Appellee was convicted of attempted rape in Virginia circuit court in 1999, and released from prison in 2000. In 2002, while he was on probation for the 1999 offense, he pleaded guilty to second-degree child sexual abuse and was sentenced to three years’ imprisonment and three years’ supervised probation. After he completed his sentence for the 2002 offense, he was transferred from the federal system back to the Virginia state system to serve the remainder of his sentence for the 1999 offense, as his probation had been revoked. When he was due to be released from Virginia state prison, two conditional release plans were presented; one had appellee residing in Virginia and being supervised by the Department of Behavioral Health and Developmental Services (DBHDS), and the other had him residing in Washington, D.C., and being supervised by the D.C. Court Services and Offender Supervision Agency (CSOSA).

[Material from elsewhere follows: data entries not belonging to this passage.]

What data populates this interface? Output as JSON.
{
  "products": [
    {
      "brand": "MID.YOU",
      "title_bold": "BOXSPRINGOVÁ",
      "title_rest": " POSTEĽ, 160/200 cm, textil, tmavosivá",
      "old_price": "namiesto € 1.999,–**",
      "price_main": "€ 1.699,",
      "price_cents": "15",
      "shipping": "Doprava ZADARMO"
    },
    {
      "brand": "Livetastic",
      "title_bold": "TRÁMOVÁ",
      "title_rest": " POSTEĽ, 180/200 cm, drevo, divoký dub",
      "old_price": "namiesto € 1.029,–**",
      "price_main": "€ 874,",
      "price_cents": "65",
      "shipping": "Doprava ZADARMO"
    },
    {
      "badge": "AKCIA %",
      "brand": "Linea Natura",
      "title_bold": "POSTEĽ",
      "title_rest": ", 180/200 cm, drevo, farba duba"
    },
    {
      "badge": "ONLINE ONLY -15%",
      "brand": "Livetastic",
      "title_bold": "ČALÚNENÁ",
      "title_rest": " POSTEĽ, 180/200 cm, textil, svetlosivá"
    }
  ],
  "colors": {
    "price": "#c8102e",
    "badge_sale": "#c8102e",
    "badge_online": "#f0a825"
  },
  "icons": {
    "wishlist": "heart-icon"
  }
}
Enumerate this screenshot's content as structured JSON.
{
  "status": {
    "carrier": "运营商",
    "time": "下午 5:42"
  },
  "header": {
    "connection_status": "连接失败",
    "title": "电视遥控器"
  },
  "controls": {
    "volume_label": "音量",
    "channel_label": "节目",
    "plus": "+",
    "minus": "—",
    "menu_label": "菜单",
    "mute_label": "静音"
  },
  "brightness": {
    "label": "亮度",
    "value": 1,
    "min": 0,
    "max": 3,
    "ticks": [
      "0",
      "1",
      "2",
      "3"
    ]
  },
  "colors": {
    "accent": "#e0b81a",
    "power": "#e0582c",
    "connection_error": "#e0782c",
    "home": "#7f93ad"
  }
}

Appellee argued in the trial court that he should be conditionally released, as opposed to civilly committed, because, after successfully completing state and federal sex offender treatment programs, he no longer needed secure inpatient treatment. After taking a recess to contact CSOSA, the circuit judge informed counsel a supervisor at CSOSA said the agency had accepted appellee under the Interstate Compact and that it would enforce all the conditions of his release as set forth in the circuit court order including any condition requiring notice to DBHDS in the event of a violation. The court ordered appellee’s conditional release to CSOSA.
A court may not go beyond the authority granted in the SVPA in determining the proper course of action for an SVP, even if it believes that doing so would best meet his need for treatment and supervision and best serve the interests of justice and society.
Although the SVPA does not define “parole or probation officer,” we think it clear that the General Assembly was only referring to Virginia parole and probation officers. The act also does not define “Department of Corrections,” “Attorney General,” “community service boards,” “judicial officer,” and “law-enforcement officer.” It is, however, manifest from the context in which those terms are used that they only refer to Virginia entities and personnel.
Appellee reads too much into Code § 37.2-909(A), which refers only to placement of SVPs who are civilly committed, not conditionally released. Had the General Assembly intended to allow DBHDS to contract with an entity outside the commonwealth to monitor or supervise a conditionally released SVP, then it certainly knew how to include such a provision.
Finally, when the SVPA is read as a whole, we believe it evident that the act does not provide for the conditional release of an SVP outside the commonwealth. Had the General Assembly intended to permit the conditional release of an SVP outside the commonwealth, we would expect a provision of the SVPA addressing the emergency custody of an SVP who was conditionally released outside the commonwealth – but there is no such provision.
Reversed and remanded.
Commonwealth v. Amerson (Millette) No. 100840, March 4, 2011; Va. Beach Cir.Ct. (Shockley) VLW 011-6-042, 12 pp.